The Pulitzer Prize announcement cited that the reporting was led by Jodi Kantor and Megan Twohey of The New York Times, and Ronan Farrow of The New Yorker.
Articles on harassment settlements involving former Fox News commentator Bill O'Reilly, written by Steel and her colleague Michael S. Schmidt, and an article by Steel on sexual harassment allegations at Vice Media were among 22 pieces of journalism that won the public service award, according to the Pulitzer Prize website.
After Gretchen Carlson sued Roger Ailes, the former chairman of Fox News, for sexual harassment in the summer of 2016, Steel's editor had assigned her and Schmidt to re-report the story of the 2004 case of Andrea Mackris, a young producer at Fox News. Following eight months of digging and reporting, Steel said she and Schmidt wrote an April 2017 story that uncovered that O'Reilly and 21st Century Fox had paid millions of dollars in settlements related to sexual harassment allegations.
The story led to a flurry of attention and created a foundation of reporting that women could stand on and tell their stories, Steel said. Editors at The Times marshaled resources, with reporters from Katie Benner writing about Silicon Valley, to Kantor and Twohey writing about Harvey Weinstein, she said.
"All along, this chorus of women's voices and stories was growing louder and louder and louder — and finally they were heard," Steel said.
During the #MeToo movement, victims of sexual harassment and sexual assault stepped forward to share their stories.
"I'm just so humbled and so overwhelmed with gratitude to think I had a small piece in this," Steel added regarding the #MeToo movement.
Steel said she wanted to become a reporter to shine a light in dark places, hold people in power accountable and give a voice to people who need it.
East Lyme High School's student newspaper, The Viking Saga, was the first newspaper she wrote for, and Steel said she is grateful for the amazing teachers and educators who sent her on this path. Steel graduated from the University of North Carolina and worked at the Financial Times and the Wall Street Journal. She joined The New York Times in 2014.
East Lyme High School teacher Rose Ann Hardy, who taught Advanced Placement U.S. History to Steel, said she was pleased to hear of Steel's award. She said it's very rewarding to think that someone she worked with in her teenage years went on to achieve things that benefit others and used her skills to make a difference — and was recognized for that. It's also motivational for her current students.
"We all have a responsibility to make democracy work," added Hardy, who also serves as a town selectwoman. "Democracy isn't a spectator sport. We all have to participate in it to make it succeed."
Steel's mother, Cate Steel, said she feels her daughter is very deserving and worked hard on stories that were not easy to write and required a lot of trust-building and listening.
"It's a very proud moment," she said.
Sapna Maheshwari, a 2005 East Lyme High School graduate who covers the advertising industry for The New York Times and works a row away from Steel at The Times, said Steel is a really hard worker and believes in the ideals of journalism to shed a light in dark places and has never been in it for the glory, she said.

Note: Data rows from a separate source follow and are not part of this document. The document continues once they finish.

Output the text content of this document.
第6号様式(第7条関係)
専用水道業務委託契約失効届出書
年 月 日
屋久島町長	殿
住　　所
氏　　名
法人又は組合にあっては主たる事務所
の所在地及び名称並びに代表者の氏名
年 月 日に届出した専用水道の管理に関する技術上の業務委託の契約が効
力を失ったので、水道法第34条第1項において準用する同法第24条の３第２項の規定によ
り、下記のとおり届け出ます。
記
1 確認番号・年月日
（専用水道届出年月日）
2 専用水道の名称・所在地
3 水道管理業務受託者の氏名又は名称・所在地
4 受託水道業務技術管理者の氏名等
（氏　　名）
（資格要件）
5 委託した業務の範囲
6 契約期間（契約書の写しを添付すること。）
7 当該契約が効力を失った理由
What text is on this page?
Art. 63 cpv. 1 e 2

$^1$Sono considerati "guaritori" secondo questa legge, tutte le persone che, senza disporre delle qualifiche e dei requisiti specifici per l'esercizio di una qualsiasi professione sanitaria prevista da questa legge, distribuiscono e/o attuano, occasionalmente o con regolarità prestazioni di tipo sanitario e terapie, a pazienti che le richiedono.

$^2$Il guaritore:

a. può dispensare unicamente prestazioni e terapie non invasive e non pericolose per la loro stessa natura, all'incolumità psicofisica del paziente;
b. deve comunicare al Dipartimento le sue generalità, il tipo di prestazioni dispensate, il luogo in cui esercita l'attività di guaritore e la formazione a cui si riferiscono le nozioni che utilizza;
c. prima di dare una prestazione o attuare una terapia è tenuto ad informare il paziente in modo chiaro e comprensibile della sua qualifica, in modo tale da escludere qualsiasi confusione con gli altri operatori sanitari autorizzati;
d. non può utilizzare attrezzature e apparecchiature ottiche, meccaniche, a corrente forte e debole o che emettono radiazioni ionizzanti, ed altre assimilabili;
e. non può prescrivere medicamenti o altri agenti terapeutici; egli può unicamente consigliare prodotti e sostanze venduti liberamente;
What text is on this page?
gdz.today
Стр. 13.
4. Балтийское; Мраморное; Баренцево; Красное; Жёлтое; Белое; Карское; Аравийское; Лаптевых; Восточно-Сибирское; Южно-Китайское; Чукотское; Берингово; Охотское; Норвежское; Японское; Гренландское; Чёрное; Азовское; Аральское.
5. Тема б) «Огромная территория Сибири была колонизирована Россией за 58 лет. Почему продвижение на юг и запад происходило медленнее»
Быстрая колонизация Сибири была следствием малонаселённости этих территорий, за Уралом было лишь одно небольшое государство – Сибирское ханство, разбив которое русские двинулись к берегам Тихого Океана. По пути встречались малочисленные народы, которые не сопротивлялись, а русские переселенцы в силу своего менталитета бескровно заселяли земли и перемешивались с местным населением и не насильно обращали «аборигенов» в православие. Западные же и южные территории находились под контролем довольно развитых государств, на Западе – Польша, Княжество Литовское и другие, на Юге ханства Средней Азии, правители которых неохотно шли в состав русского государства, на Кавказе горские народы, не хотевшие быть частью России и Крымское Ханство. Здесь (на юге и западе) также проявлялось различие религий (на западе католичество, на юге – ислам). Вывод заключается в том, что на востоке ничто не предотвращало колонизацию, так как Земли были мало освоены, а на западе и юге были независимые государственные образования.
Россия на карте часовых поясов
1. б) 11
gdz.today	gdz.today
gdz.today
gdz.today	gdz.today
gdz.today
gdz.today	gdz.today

"She has a sign on her desk that says 'What good shall I do this day?" said Maheshwari. "I feel like her work and her personality really live up to that."
Steel was joined Monday by her parents and her fiancé at The New York Times' celebration for the paper's Pulitzer Prizes. When the prizes were announced, the reporters who contributed were called forward, and there was a team of reporters, especially women reporters, who are strong and fearless and also really empathetic, Steel said.
Steel said it's been a "whirlwind of a year."
"It's not an understatement to say that the world has changed and that journalism really matters," Steel said.